A partir daí, nas demais aparições do “traficante de drogas” em cinco capas do Estadão
durante essa primeira metade do século XX, o jornal materializa discursos específicos sobre o tráfico
de drogas praticado em outros países, sobretudo, nos Estados Unidos (o futuro exportador da guerra
às drogas). Nas capas, é noticiado o seguinte: apreensão de mais de 100 kg de entorpecentes em Nova
Iorque (O ESTADO..., [29/06]1948, p. 1); prisão de “traficantes” nos Estados Unidos que vendiam
“heroína” e “marijuana” para presos em uma Penitenciária (O ESTADO..., [13/01]1952, p. 1); prisão
de um “traficante de entorpecentes” nos Estados Unidos (O ESTADO..., [22/05] 1959, p. 1); prisão
de três mexicanos e três cubanos nos Estados Unidos com os quais foi apreendida maconha em valor
aproximado de cento e oitenta mil dólares (O ESTADO..., [11/11]1959, p. 1); campanha de governo
do Egito que “[...] pretende promulgar uma lei, que pune com a pena de morte os traficantes de drogas
e com a de prisão com trabalhos forçados os viciados.” (O ESTADO..., [25/09]1952, p. 1).

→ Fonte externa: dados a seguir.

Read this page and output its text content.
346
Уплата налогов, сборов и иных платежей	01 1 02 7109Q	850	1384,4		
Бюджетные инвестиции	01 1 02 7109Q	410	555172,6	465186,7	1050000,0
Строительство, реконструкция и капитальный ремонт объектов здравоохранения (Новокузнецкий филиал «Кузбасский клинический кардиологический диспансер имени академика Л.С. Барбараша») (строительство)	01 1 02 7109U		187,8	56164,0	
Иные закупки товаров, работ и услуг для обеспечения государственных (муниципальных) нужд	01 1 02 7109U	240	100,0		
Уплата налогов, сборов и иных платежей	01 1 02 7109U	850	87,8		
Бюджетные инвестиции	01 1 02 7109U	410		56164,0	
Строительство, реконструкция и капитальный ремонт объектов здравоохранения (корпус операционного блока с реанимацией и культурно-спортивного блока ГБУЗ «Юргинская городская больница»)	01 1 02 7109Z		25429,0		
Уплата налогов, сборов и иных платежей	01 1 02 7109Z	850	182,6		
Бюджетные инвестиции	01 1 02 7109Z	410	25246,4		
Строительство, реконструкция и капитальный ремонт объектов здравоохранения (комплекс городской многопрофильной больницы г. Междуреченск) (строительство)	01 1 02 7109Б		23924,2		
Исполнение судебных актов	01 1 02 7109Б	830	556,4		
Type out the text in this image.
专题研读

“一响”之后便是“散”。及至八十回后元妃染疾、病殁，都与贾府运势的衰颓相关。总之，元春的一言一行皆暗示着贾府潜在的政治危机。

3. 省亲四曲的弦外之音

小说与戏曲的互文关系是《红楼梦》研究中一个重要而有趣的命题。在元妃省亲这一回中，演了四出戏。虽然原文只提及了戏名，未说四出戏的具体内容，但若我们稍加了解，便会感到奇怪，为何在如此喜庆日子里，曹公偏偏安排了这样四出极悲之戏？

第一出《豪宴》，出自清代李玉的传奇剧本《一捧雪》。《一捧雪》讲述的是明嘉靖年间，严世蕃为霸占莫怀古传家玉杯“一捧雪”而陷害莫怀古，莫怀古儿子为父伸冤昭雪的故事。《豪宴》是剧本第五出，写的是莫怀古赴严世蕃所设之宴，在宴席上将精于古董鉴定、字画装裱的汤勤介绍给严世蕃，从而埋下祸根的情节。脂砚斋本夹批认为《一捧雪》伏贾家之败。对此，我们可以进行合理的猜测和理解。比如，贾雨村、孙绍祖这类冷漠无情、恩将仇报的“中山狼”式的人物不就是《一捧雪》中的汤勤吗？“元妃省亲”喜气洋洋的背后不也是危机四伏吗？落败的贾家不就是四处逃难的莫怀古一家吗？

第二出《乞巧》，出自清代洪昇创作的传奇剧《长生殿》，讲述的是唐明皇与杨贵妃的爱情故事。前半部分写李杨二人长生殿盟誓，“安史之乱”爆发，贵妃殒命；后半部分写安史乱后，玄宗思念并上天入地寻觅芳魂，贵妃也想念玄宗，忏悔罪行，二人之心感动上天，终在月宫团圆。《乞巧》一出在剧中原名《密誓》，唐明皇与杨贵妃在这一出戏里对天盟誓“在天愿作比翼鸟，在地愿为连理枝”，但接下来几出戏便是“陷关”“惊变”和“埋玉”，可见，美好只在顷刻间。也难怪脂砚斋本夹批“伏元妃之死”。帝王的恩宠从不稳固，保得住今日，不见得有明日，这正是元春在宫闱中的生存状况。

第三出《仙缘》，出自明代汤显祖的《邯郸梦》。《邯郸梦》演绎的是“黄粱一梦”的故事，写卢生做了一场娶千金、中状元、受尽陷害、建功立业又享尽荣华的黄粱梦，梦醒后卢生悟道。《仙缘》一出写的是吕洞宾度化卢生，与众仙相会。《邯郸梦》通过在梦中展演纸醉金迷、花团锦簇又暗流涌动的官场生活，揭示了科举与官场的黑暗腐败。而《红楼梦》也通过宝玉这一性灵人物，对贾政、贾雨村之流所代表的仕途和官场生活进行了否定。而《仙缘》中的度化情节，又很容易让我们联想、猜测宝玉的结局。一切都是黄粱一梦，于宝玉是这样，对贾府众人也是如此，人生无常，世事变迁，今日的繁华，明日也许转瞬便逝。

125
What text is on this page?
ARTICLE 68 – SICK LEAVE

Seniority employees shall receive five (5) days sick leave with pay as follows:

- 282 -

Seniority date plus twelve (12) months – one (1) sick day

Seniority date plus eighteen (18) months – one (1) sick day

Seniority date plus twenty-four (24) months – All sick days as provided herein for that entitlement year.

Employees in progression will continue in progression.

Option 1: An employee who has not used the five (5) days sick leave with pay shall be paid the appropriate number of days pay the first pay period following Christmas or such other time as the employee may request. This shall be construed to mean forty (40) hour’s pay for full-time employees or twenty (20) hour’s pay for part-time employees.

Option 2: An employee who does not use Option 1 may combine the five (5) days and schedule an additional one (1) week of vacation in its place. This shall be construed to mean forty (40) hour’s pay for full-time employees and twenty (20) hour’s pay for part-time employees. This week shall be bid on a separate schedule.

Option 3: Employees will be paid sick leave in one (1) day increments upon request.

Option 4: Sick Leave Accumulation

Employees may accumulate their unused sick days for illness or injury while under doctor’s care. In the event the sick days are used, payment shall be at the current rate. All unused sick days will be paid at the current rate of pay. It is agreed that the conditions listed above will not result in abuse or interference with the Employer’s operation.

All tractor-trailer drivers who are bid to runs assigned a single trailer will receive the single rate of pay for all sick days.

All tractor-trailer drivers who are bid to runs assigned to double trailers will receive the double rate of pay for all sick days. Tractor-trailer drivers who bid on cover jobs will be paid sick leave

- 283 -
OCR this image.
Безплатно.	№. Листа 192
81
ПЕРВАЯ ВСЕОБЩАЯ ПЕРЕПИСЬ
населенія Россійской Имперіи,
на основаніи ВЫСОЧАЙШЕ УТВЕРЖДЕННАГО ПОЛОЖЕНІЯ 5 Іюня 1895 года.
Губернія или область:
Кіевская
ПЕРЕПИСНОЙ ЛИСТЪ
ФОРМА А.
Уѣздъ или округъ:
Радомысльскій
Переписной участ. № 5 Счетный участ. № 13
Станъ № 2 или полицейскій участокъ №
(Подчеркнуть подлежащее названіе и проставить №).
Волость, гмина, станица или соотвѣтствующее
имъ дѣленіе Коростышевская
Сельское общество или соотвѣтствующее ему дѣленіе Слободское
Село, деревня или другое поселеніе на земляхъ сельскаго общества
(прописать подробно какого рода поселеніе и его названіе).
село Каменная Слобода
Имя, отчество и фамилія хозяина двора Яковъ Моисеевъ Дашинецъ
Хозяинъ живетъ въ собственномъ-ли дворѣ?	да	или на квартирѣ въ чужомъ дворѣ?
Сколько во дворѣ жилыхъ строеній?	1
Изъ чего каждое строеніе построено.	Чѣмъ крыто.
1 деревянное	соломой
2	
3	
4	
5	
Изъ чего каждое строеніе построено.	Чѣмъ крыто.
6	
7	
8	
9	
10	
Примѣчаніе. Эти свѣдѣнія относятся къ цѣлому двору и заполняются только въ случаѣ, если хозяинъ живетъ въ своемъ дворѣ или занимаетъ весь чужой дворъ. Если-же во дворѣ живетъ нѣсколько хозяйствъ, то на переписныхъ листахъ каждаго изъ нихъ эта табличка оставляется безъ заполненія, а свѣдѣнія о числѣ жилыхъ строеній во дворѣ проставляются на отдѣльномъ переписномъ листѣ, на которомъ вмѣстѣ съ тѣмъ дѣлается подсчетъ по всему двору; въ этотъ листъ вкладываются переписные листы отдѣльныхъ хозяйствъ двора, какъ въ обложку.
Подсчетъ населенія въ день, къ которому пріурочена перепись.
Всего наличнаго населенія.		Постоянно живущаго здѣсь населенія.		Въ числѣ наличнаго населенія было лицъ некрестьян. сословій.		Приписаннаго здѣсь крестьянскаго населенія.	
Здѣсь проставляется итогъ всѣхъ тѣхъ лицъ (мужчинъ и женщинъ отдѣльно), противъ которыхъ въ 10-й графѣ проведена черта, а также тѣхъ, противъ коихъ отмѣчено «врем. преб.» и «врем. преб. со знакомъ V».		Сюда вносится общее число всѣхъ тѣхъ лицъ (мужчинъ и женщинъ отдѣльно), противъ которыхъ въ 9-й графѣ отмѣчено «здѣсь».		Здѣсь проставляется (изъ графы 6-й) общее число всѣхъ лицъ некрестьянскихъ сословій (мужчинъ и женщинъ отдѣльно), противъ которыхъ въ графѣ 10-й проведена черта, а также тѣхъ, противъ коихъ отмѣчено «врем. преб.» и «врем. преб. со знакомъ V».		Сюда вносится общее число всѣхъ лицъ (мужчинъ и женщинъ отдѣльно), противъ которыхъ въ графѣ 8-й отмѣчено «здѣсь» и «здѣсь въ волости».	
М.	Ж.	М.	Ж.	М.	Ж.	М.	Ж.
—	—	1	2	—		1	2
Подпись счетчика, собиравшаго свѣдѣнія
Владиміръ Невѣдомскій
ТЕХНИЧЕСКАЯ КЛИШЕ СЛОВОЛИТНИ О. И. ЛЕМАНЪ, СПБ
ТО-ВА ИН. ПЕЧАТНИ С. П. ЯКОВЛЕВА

As capas do Estadão e o discurso sobre os “traficantes de drogas” nos Estados Unidos serve
à estratégia do dispositivo midiático da época. No Brasil as drogas não representavam um “ponto
crítico” para a gestão de populações por meio dos dispositivos de segurança, tanto que nessas
primeiras aparições do “traficante de drogas” nas capas do Estadão sequer é possível afirmar a
emergência de um “sujeito-traficante”, tratando-se mais de uma série que relacionava o comércio de
drogas e o crime, geralmente em outros países. Porém, o dispositivo jurídico tomou de empréstimo a
potencialização da criminalização das drogas
96 dos norte-americanos. Essa situação, aliás, foi uma
das possibilidades de deslocamento da prática de criminalização do “tráfico de drogas” no Brasil, de
um “modelo sanitário” para um “modelo bélico”. É no interior desse “modelo bélico” que emerge o
“sujeito-traficante”. Seguindo Nilo Batista (1997), o deslocamento data discursivamente o ano de
1964, e será objeto de análise pelas capas do Estadão na próxima seção.